No Big Deal, Just the Most Important AI Media Conference
Three days in Copenhagen and the lingering thought: news may not be the asset we think it is.
Shuwei Fang’s and David Caswell’s Signals at Scale brought together news, civil society, and academia to think from the ground up what an AI mediated news ecosystem can and should look like.
“Be suspicious of solutions that require the least amount of change,” must by now be a famous Shuwei quote.
After torturing our brains for a day and a half, it was time for the fourth Nordic AI in Media Summit.
It’s the sort of conference where in between sessions you can talk strategy with CEOs and moments later someone shows you live agents on their laptop. Organizers Agnes Stenbom Swedling, Kasper Lindskow, Olle Zachrison and Sara Inkeri Vardar made sure to combine big questions with real-world use cases – to the ominous sounds of Video Killed the Radio Star.

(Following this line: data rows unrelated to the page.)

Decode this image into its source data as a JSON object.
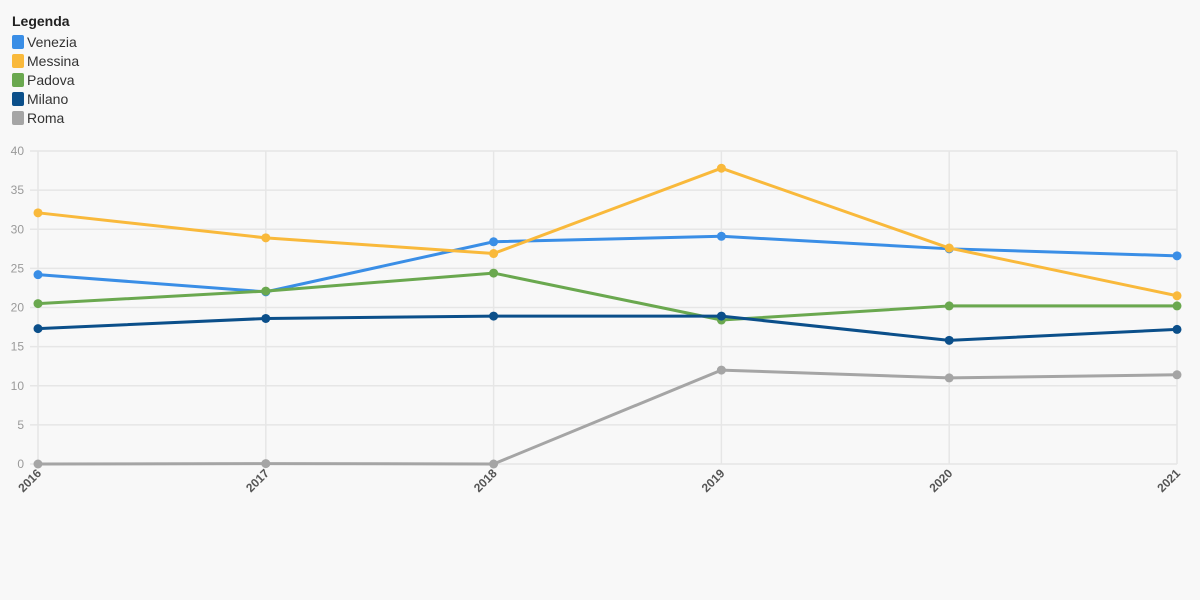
{
  "legend": {
    "title": "Legenda"
  },
  "chart_data": {
    "type": "line",
    "title": "",
    "xlabel": "",
    "ylabel": "",
    "categories": [
      "2016",
      "2017",
      "2018",
      "2019",
      "2020",
      "2021"
    ],
    "ylim": [
      0,
      40
    ],
    "yticks": [
      0,
      5,
      10,
      15,
      20,
      25,
      30,
      35,
      40
    ],
    "grid": true,
    "legend_position": "top-left",
    "series": [
      {
        "name": "Venezia",
        "color": "#3a8ee6",
        "values": [
          24.2,
          22.0,
          28.4,
          29.1,
          27.5,
          26.6
        ]
      },
      {
        "name": "Messina",
        "color": "#f9b93b",
        "values": [
          32.1,
          28.9,
          26.9,
          37.8,
          27.6,
          21.5
        ]
      },
      {
        "name": "Padova",
        "color": "#6aa84f",
        "values": [
          20.5,
          22.1,
          24.4,
          18.4,
          20.2,
          20.2
        ]
      },
      {
        "name": "Milano",
        "color": "#0b4f8a",
        "values": [
          17.3,
          18.6,
          18.9,
          18.9,
          15.8,
          17.2
        ]
      },
      {
        "name": "Roma",
        "color": "#a5a5a5",
        "values": [
          0,
          0.05,
          0,
          12.0,
          11.0,
          11.4
        ]
      }
    ]
  }
}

Ezra Eeman (NPO): most newsrooms stay close to the shore with AI, while journalism is moving into a new territory with the agentic web.
Nikita Roy (Newsroom Robots Labs): if you knew nothing about websites, only that people need verified information to navigate their lives, what would you build?
Florent Daudens (Mizal) urged publishers to capture AI agents, to own the demand signal, explore where the value lives, and collect payments.
Rasmus Kleis Nielsen (University of Copenhagen): content gets commoditized, connection does not. If news is not the asset the giants want, the move is not to defend the article. It is to expand into what is genuinely hard to reproduce.
Use cases
VG (Schibsted) runs its app VG X fully autonomously: editors do not approve every output, they steer by requesting changes inside the product. Human on the loop, not in it. Editor-in-chief Gard Steiro‘s slide read “100% AI NO HUMANS,” but he actually said: double down on the human touch AI cannot replace.
Also from Schibsted: Videofy, now open-sourced, turns an article into video in about 15 minutes. (Juan Carlos Lopez Calvet, Josefine Ytre-Eide Bjaarstad).
Bonnier’s editorial assistant Amelie reached 74% of journalists and 63,000 chats a month (Lina Hallmer).
Aftonbladet and Expressen built World Cup chatbots grounded in verified articles, not vibes (Angelica Öhagen, Jakob Wagner).
The New York Times aimed AI at the Epstein files: 3 million pages, 11 years of reading for one human. Reverse image search was the biggest unlock (Zach Seward, Rubina Fillion).
Olga Robinson (BBC Verify) and I dug into verification. No silver bullet, probably never one, and the deepfakes are now good enough that people do not recognize fakes of themselves.
Low-tech trick (for now): open PowerPoint, trace the perspective lines in a suspect image, and see if they converge on one vanishing point. If they do not, it is probably AI.